Nigel Farage

Farage’s triumph: Voters flock to Ukip as Europe turns right

Farage’s triumph: Voters flock to Ukip as Europe turns right

Nigel Farage's Ukip has confounded his critics by winning the European parliamentary elections outright, in the biggest rejection of mainstream politics by British voters in modern times.

With all of the results in Ukip won 24 MEPs and 27.5% of votes, up 11% on its 2009 record.

Labour were up ten points to 25%, with the Conservatives down four per cent to 24%.

Ukip made its first gain in the north-east region, where a 14% bump to 29% saw it take one of the region's three MEPs. In the north-west it made two gains from a 12% increase.

In the eastern region Ukip took 35% of the vote, up 15%, handing them three seats. It earned a second seat in the East Midlands with a 16% increase to 33%. Ukip won three seats in Yorkshire and Humber, up two from 2009.

For much of results night the final result looked even starker, but an impressive win for Labour – which gained two MEPs and gained 15% of the vote, compared to Ukip's six per cent increase – helped narrow the gap.

Farage said the elections were "an earthquake because never before in the history of British politics has a party seen to be an insurgent party ever topped the polls in a national election".

He later suggested Ukip could replace the Liberal Democrats as the kingmakers of Westminster politics, raising the possibility that the party could end up determining who becomes prime minister next year.

"Who's to say in a year's time what Ukip can and cannot achieve in a general election?" he said.

"It is not completely beyond the bounds of possibility that we can hold the balance of power in what is likely to be a hung parliament… all I can say is we go on surprising people."

Among the local authorities registering strong Ukip swings was Newark and Sherwood, which saw European results putting Labour in second place. A repeat of that result in next month's by-election would see Roger Helmer elected as the first Ukip MP in the current parliament.

The national result, much feared in Westminster but denied by many until tonight, is calamitous for all the main parties.

But, despite the London boost, it is Labour supporters who face the biggest disappointment. This was the first time the main party of opposition in the Commons failed to come first in European elections since 1984.

It has already prompted one unnamed shadow minister to declare to the Independent on Sunday newspaper that party leader Ed Miliband is "damaged goods" who is "not a prime minister".

Conservative spinners pointed out Labour were struggling to break through in many of the target seats which will decide next year's general election.

William Hague said the Tories, who were slipping around four per cent nationally, would not face a comparable Ukip threat next year.

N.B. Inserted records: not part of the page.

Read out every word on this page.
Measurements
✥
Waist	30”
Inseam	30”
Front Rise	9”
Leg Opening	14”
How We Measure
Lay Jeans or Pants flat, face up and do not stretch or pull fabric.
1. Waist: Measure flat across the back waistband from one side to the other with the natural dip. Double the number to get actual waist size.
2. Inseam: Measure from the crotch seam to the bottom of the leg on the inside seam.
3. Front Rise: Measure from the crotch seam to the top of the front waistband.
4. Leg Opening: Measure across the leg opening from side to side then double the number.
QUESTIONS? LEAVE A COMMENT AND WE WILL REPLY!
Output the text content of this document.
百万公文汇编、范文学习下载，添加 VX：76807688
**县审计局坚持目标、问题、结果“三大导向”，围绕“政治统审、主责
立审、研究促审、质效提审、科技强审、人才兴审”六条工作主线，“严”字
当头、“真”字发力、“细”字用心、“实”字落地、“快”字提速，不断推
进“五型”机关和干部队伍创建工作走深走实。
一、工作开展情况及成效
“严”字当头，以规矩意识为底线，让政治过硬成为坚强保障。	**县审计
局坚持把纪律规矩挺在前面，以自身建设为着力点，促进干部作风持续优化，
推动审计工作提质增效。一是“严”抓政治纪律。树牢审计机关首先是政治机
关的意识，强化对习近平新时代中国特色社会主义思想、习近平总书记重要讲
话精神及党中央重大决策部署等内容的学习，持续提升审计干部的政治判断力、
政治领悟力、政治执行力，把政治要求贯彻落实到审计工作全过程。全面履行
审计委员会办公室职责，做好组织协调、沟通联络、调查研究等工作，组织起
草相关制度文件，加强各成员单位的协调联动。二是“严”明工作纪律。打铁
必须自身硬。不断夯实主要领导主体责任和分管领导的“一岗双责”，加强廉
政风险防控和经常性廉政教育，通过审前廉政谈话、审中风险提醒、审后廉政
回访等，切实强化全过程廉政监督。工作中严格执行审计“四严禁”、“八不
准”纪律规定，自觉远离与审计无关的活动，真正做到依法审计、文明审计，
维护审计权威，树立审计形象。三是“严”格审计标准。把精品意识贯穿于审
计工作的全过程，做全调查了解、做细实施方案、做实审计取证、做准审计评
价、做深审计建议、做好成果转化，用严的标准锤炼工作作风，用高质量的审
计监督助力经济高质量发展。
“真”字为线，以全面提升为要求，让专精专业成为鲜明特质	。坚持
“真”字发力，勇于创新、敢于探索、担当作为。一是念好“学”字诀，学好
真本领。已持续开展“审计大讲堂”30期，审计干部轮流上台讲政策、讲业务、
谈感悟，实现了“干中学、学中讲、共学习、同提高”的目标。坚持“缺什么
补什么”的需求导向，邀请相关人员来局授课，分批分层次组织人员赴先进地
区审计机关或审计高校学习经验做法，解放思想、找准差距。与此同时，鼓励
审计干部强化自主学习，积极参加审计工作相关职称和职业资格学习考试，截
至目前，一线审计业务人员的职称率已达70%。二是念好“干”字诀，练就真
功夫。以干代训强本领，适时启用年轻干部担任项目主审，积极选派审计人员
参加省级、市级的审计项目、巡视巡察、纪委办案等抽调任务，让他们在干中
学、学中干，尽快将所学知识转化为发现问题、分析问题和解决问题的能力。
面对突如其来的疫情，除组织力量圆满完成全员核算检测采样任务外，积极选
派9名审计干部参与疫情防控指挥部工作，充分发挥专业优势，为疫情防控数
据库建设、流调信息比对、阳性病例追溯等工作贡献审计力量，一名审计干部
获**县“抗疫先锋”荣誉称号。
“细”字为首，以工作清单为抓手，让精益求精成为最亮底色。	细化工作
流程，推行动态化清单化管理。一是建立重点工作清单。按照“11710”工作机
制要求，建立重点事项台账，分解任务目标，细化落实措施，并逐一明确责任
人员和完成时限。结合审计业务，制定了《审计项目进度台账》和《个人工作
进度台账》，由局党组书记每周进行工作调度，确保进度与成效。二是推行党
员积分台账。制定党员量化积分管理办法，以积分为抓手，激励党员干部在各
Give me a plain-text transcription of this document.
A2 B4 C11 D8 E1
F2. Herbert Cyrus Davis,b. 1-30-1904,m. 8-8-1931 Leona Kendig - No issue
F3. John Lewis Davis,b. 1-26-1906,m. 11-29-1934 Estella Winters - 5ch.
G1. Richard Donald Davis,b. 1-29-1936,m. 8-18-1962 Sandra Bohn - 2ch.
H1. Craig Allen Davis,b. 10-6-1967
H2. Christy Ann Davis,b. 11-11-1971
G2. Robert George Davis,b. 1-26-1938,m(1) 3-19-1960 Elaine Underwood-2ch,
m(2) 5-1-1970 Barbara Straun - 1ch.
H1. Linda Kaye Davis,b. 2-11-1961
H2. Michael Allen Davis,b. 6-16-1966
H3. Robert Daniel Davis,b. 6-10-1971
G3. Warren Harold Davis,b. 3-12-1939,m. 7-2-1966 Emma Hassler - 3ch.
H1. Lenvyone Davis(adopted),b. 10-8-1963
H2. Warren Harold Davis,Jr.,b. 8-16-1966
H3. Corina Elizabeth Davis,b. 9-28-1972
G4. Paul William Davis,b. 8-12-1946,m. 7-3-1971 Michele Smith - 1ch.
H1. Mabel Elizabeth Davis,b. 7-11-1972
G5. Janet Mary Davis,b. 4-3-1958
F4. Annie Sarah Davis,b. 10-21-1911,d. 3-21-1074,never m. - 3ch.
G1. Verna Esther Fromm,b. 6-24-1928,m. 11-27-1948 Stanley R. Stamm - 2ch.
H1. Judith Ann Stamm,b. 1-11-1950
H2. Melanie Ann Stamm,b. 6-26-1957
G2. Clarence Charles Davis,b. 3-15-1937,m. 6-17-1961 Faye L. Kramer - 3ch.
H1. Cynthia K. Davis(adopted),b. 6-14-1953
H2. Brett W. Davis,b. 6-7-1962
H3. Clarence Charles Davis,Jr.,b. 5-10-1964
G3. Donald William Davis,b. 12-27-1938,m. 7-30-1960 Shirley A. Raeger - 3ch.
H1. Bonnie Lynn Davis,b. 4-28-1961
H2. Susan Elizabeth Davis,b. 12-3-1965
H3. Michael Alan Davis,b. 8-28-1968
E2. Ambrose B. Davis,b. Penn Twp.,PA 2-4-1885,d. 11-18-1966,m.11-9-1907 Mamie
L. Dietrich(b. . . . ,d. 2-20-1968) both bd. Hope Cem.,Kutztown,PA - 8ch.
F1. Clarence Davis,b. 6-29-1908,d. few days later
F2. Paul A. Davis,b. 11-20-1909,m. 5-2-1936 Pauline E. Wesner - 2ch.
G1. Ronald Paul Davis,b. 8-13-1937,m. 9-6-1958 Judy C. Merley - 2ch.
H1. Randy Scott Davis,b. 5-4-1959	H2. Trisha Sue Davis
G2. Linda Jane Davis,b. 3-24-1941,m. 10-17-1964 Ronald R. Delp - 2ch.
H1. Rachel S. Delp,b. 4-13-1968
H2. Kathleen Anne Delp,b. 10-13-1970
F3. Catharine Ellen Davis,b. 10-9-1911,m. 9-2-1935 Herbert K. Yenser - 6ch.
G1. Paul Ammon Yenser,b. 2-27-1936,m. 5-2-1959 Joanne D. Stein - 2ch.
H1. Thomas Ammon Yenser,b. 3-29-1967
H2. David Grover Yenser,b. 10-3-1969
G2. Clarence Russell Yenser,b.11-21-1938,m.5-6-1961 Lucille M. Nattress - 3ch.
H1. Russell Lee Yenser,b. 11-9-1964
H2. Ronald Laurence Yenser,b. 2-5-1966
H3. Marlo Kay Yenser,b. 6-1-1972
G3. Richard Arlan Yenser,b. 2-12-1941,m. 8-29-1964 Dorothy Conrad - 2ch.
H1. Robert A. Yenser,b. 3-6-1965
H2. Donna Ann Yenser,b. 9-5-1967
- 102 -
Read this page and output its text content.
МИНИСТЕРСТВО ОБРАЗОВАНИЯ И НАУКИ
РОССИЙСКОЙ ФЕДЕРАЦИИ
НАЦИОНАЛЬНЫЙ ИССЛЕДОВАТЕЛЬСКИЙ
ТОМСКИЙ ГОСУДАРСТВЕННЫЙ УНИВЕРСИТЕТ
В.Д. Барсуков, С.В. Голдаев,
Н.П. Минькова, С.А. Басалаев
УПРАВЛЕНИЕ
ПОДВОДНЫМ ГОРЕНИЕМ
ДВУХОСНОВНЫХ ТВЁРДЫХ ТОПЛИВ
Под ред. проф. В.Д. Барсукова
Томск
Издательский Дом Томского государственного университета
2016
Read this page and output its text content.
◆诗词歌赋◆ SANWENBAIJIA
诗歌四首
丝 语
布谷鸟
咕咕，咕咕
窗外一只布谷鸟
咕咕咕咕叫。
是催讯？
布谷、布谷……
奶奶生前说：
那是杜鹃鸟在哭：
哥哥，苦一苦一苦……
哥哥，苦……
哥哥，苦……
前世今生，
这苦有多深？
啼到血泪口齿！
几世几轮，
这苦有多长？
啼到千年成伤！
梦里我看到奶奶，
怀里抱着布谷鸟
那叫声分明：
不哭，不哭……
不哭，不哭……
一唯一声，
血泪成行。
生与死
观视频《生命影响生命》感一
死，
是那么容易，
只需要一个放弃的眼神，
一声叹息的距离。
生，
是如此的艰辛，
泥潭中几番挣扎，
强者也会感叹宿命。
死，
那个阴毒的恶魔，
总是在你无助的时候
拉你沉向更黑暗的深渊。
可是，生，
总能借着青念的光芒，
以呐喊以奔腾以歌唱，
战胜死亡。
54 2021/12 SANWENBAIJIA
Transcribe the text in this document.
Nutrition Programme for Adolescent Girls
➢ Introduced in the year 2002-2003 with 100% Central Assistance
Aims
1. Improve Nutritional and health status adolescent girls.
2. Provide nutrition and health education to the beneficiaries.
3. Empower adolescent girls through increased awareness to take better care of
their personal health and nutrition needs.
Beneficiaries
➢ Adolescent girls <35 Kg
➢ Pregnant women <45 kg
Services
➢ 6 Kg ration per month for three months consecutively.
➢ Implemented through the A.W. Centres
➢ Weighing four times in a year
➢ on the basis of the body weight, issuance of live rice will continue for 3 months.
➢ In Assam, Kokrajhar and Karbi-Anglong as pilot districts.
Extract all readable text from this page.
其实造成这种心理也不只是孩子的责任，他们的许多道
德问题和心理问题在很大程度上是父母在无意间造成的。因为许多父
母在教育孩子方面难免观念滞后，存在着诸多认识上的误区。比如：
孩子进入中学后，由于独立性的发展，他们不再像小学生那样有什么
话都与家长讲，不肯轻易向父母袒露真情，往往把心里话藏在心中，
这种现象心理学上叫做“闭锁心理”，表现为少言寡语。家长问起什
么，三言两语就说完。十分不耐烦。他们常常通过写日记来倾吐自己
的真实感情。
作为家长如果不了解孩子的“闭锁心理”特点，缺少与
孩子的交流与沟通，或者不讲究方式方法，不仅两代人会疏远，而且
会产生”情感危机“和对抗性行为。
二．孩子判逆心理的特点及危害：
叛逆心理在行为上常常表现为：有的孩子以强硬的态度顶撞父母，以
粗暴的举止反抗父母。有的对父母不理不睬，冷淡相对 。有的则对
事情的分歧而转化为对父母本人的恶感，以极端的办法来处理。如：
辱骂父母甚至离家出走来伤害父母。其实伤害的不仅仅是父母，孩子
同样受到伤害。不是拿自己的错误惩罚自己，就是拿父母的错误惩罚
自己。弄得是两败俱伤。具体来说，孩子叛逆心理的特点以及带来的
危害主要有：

"People use different elections to send different messages," he said.

"In the general election it will be only the Conservative party that can give people a choice on Europe."

The Liberal Democrats suffered a terrible night, coming fifth in Sheffield where Nick Clegg is an MP. Party president Tim Farron conceded the Lib Dems could lose all their MEPs – but Catherine Bearder held a Lib Dem seat in the south-east by a slim margin.

Bill Newton-Dunn, the first of the party's MEPs to lose their seat, told Sky News: "The real problem is we haven't got the public engaged or interested at all and that's a problem for democracy."

But the wave of leadership speculation which dogged the party over a difficult weekend appears to be being allayed by senior figures in the party backing Clegg.

The Green party took a seat from the Lib Dems in the liberal stronghold of the south-west, where Molly Scott Cato pushed out Graeme Watson with 11% of the vote. In the south-east the Greens picked up a second MEP.

In Scotland the SNP held its vote share in 2009 but did not make significant gains, while both Labour and the Ukip advanced by five per cent.

On the continent, the night was dominated by the shock victory of the extremist Front National in France.

Marine Le Pen's party took 25%, giving them the win, and leaving French prime minister Manuel Valls lamenting a "political earthquake" which pundits quickly noted would be damaging for reports of Farage's own triumph.

The radical leftist Syriza party triumphed in Greece and in Denmark the far-right Danish People's party came first. But in Germany chancellor Angela Merkel's CDU held on as the biggest party. In Britain the BNP lost both its MEPs, including party leader Nick Griffin.

Overall turnout in Britain was 36%. This was an increase of 1.5% on 2009's elections, but was slightly below the average across the European Union of 43.1%.